The I Ching’s judgment directly opposed my specialized judgment as a psychologist. This threw me into a spiritual crisis of faith and a specialized conflict in real-time during this session.

The client in question was retained by her denial of the unhealthy character of her father’s failures. (He was less nurturing than Attila the Hun.) She had produced an adaptive can not concentrate of his fathering that had helped her survive childhood, but imprisoned her as an adult, and ultimately must be outgrown.

Every attempt to discuss the father’s negative history triggered a fierce defense of her “rosy” can not concentrate. “He wasn’t as bad as people say” had been countering any criticism for decades. It confined out a reality too painful for the child, but necessary for the adult to confront. Perhaps, since she had come to trust the I Ching, if she were to cast a reading during our session, it could offer an objective view that she might take to heart.

The client was eager to hear this feedback and so was I–until I saw the answer it was my job to read to her. She had asked: “How should I view my father?” She threw the coins and yielded the hexagram of “The Family,” which made sense, but it had only positive comments describing and praising the behavior of the head of the family! (OMG)

Psychologically, this was dead wrong. This view could satisfy and further entrench her resistance to the truth. Should I choose psychology over spirituality and cancel the reading because I didn’t like the outcome? How could I responsibly include this reading in her session if it might further confirm her weakening delusions of dad? Should I be using this powerful Jungian tool in therapy at all when I am not in control of the answers?

I chose, in the moment, to finish what I had begun and read aloud–with great distress and upset-how too much “severity toward one’s own flesh and blood leads to remorse” but is better than too little discipline. This seemed to justify the father! Lines 5 and 6 were worse! I read aloud in agony things like:

“As a king he approaches his family… a king is the symbol of a fatherly man who is richly endowed in mind. He does nothing to make himself feared; on the contrary, the whole family can trust him, because love governs their intercourse. His character of itself exercises the right influence… His work commands respect” and more (Wilhelm & Baynes translation).
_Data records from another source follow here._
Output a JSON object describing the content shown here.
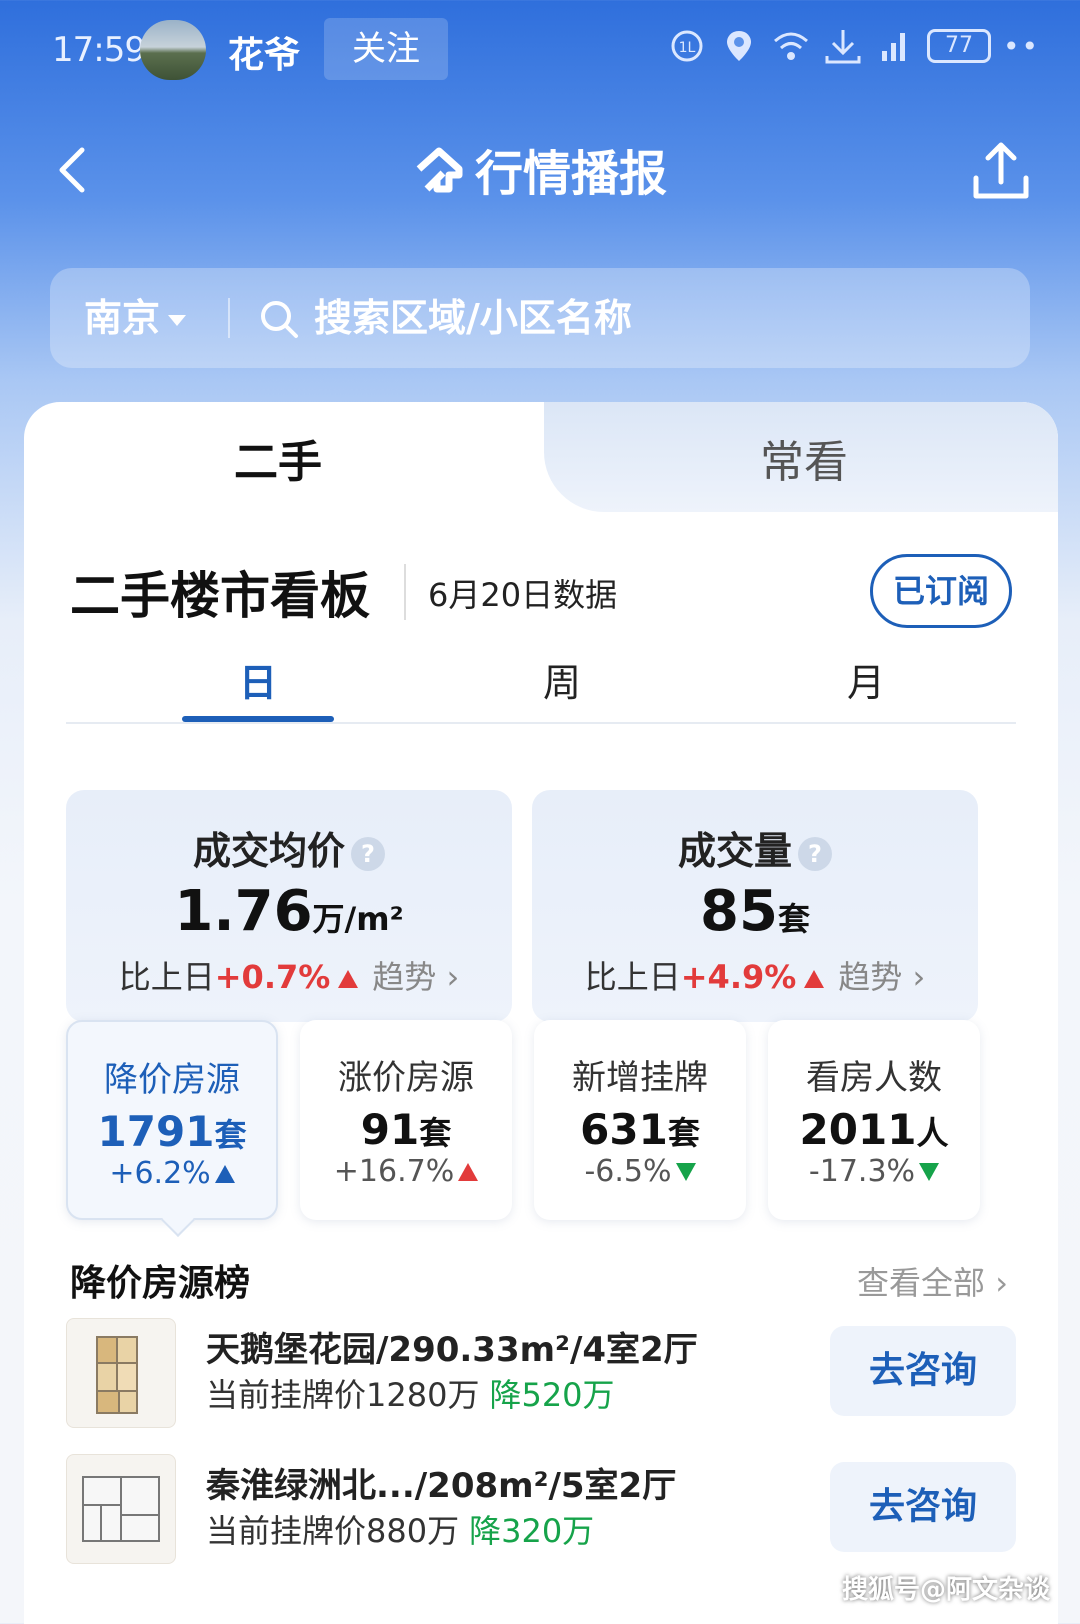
{
  "status_bar": {
    "time": "17:59",
    "username": "花爷",
    "follow_label": "关注",
    "battery": "77",
    "icons": [
      "volte-icon",
      "location-icon",
      "wifi-icon",
      "download-icon",
      "signal-icon",
      "battery-icon"
    ]
  },
  "header": {
    "title": "行情播报",
    "back_icon": "chevron-left-icon",
    "share_icon": "share-upload-icon"
  },
  "search": {
    "city": "南京",
    "placeholder": "搜索区域/小区名称"
  },
  "top_tabs": [
    {
      "label": "二手",
      "active": true
    },
    {
      "label": "常看",
      "active": false
    }
  ],
  "board": {
    "title": "二手楼市看板",
    "date": "6月20日数据",
    "subscribe_label": "已订阅"
  },
  "period_tabs": [
    {
      "label": "日",
      "active": true
    },
    {
      "label": "周",
      "active": false
    },
    {
      "label": "月",
      "active": false
    }
  ],
  "stats": [
    {
      "label": "成交均价",
      "value": "1.76",
      "unit": "万/m²",
      "compare_prefix": "比上日",
      "change": "+0.7%",
      "trend_label": "趋势"
    },
    {
      "label": "成交量",
      "value": "85",
      "unit": "套",
      "compare_prefix": "比上日",
      "change": "+4.9%",
      "trend_label": "趋势"
    }
  ],
  "mini_stats": [
    {
      "label": "降价房源",
      "value": "1791",
      "unit": "套",
      "change": "+6.2%",
      "direction": "up"
    },
    {
      "label": "涨价房源",
      "value": "91",
      "unit": "套",
      "change": "+16.7%",
      "direction": "up"
    },
    {
      "label": "新增挂牌",
      "value": "631",
      "unit": "套",
      "change": "-6.5%",
      "direction": "down"
    },
    {
      "label": "看房人数",
      "value": "2011",
      "unit": "人",
      "change": "-17.3%",
      "direction": "down"
    }
  ],
  "list": {
    "title": "降价房源榜",
    "view_all": "查看全部",
    "items": [
      {
        "title": "天鹅堡花园/290.33m²/4室2厅",
        "price_prefix": "当前挂牌价1280万",
        "drop": "降520万",
        "button": "去咨询"
      },
      {
        "title": "秦淮绿洲北.../208m²/5室2厅",
        "price_prefix": "当前挂牌价880万",
        "drop": "降320万",
        "button": "去咨询"
      }
    ]
  },
  "watermark": "搜狐号@阿文杂谈",
  "colors": {
    "accent": "#1d5fb8",
    "up": "#e23b3b",
    "down": "#16a34a",
    "header_bg": "#2f6fdc"
  }
}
Fortunately, before I was ready to abandon this gut-wrenching act of faith in the I Ching, the client burst into tears. “Oh my god!” she cried, “that’s the definition of a real father… my father never did any of those things!” And her life-long can not concentrate began to melt right before our eyes.

The I Ching had reminded her of his “severity” (since it was being justified it in some situations it did not cause her resistance), and then proceeded to praise this “severely” awful father for which she was not prepared. She could not overlook the unfairness and untruth of such praise for the man. In a yin-yang path of opposites, overly positive comments served to unearth a truth too negative to let in.
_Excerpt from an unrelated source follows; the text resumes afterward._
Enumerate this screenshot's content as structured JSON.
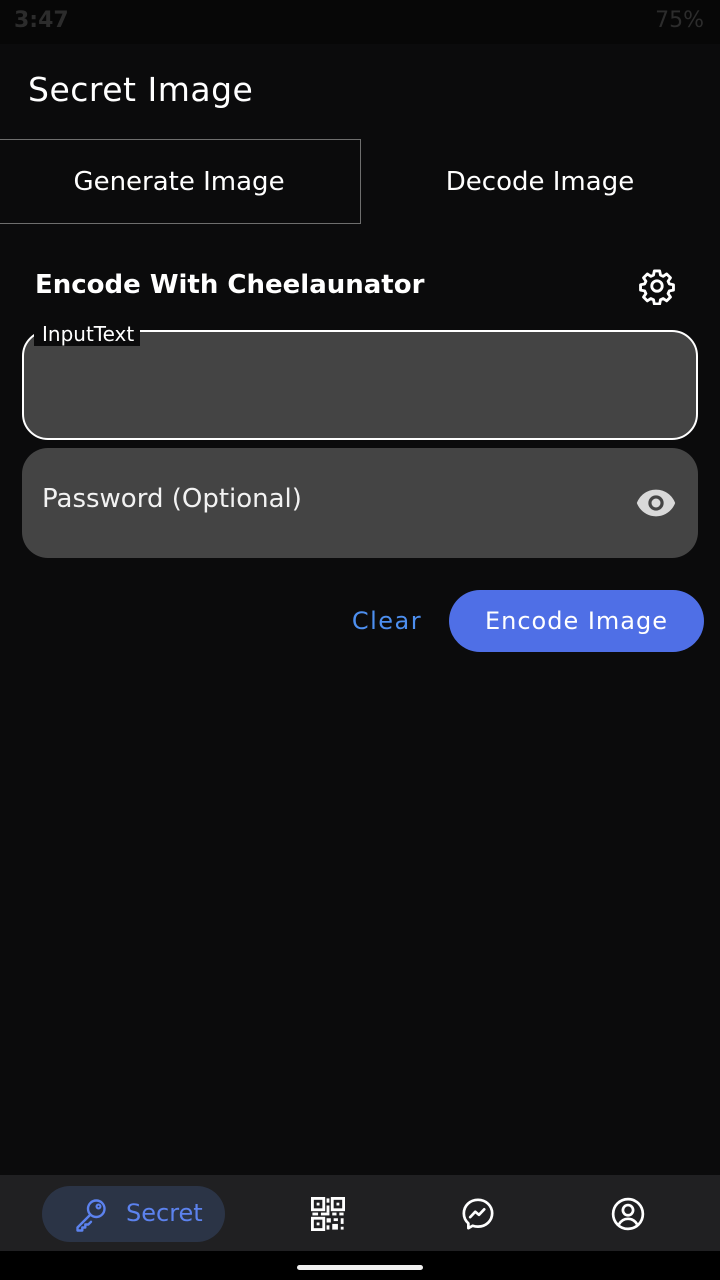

The client’s delusional system was defended against all criticism of father… but no one had ever praised him; why defend against that? Resistance is often focused in one direction. “Sometimes you begin real change by taking things further in the wrong direction to unlock that resistance,” a wise shaman once told me. What a bright use of this “reverse psychology” by the I Ching. I can assure you it reversed some of my own doubts while helping the client.

The second, or relating, hexagram was “The Turning Point,” which this session was… for both therapist and client. I ultimately decided not to continue including the I Ching in psychotherapy sessions. Because, I phased out the “psychotherapy” altogether and worked exclusively with dreams and the I Ching.

What initially looked like the first serious mistake from the I Ching or “Book of Changes,” ended up changing two lives in one session and, in time, redesigning the sessions themselves.